Chase enjoyed them too. Though he really liked to sleep, his body’s internal alarm always predicted Janie’s text and began the wake-up process early. Fading between dreams and consciousness, those waking moments were dedicated to memories of their night on the catwalk and he hugged the pillow between his legs. He imagined touching her. Not the “Carter” kind of touch. Janie told Chase everything about that pervert and the things he whispered to girls at recess and his rise with Tracy to “middle-school power-couple” at Janie’s expense. No, Chase wasn’t like that. He wanted to touch her hand. He wanted to touch her face. He wanted to feel her cheek against his and those thoughts mixed and melded into a mental collage that carried him through his day.

To Janie, other boys were just that: other boys. Her new confidence and air of pleasant superiority masked the scar on her face and the “other boys” became satellites in constant orbit when she walked in the lunchroom. They passed her handwritten notes with hopeful anxiety and Janie accepted them with a smile then tossed them, unopened, in the foot of her locker. When a lab partner kissed her smooth cheek one Friday afternoon, Janie slapped his face, then apologized and explained that she already had a boyfriend.

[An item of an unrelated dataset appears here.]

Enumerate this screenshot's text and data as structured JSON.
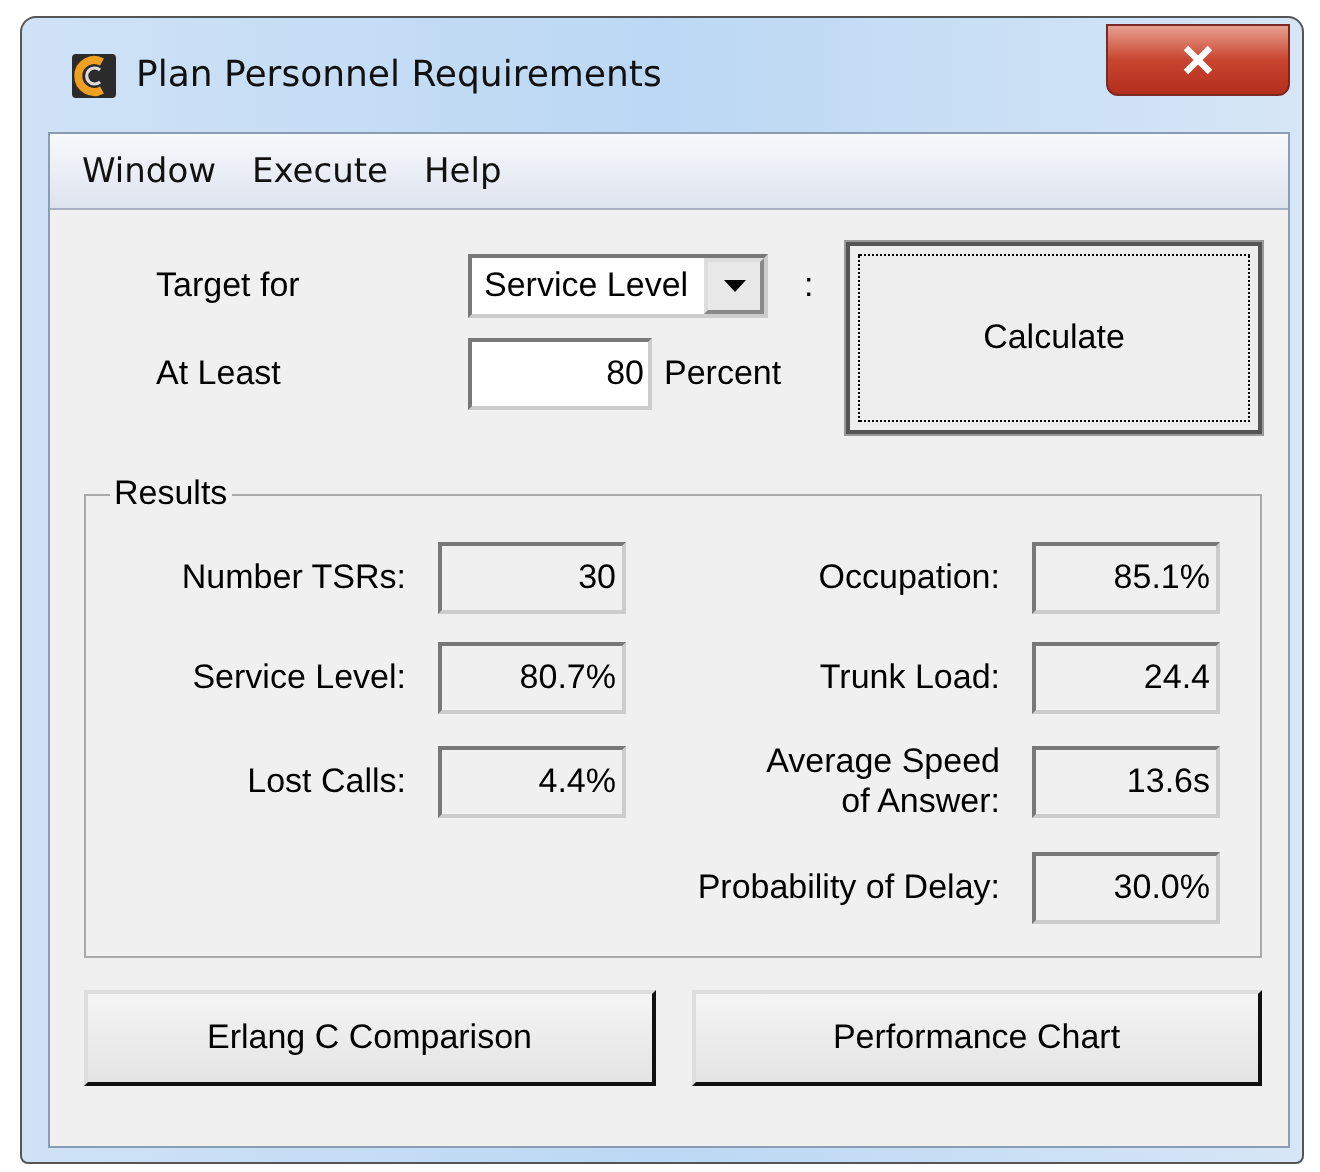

From 8:45 to 2:30, Chase dissolved into eighth-grade oblivion. He had friends, three or four, but they weren’t very nice.

Afternoons brought a quick call and a dozen texts. Janie’s dance lessons consumed three full hours, four days a week. Chase filled the time with homework, friends or odd jobs at the Sparkle Motion warehouse. Whether he was repairing a string of lights on a fiberglass backdrop, or implementing last-minute changes in the programs, technology helped them stay connected.

Six-hundred-and-eighty miles apart, but Janie’s moon was Chase’s moon and their mutual orb burned with enough energy to mend the distance. With eyes and lips buried in her pillow, Janie whispered her hopes and desires into the electronic receiver and lost her secrets in the labyrinth of Chase’s mind. The foundation of her trust began on that late catwalk-night when she confided in him the speaker secret. Chase never uttered a word after that date, keeping his vow to lock his lips and throw away the key. Now, Janie told him things that she wouldn’t divulge at the craziest sleep-over or the most intense game of Truth or Dare: fears about her parents and gossip about the neighbors.

“Something’s wrong with Hyde and Miss Kayla,” she said one night in June. “They act so happy, but they’re not.”

“How can you tell?”

“Introverts are observers. This scar may be ugly, but sometimes it lets me see inside people. I don’t think he likes her anymore.”

Another night, Janie spoke about her father’s accident. “When the bandages come off, his fingers will be different. They’ll have scars and they probably won’t work. I like that. I like that he’ll have scars.”

One fear stood above the rest. “My parents don’t talk anymore,” she said. Goose-down muffled her monologues and Chase pressed his ear to the phone to better hear her tearful voice. Whether or not he could decipher every word, he would tell her that he was with her, that his arms were around her, that his breath was in her ear instead of the phone. He whispered words of encouragement, of adoration, of gratitude.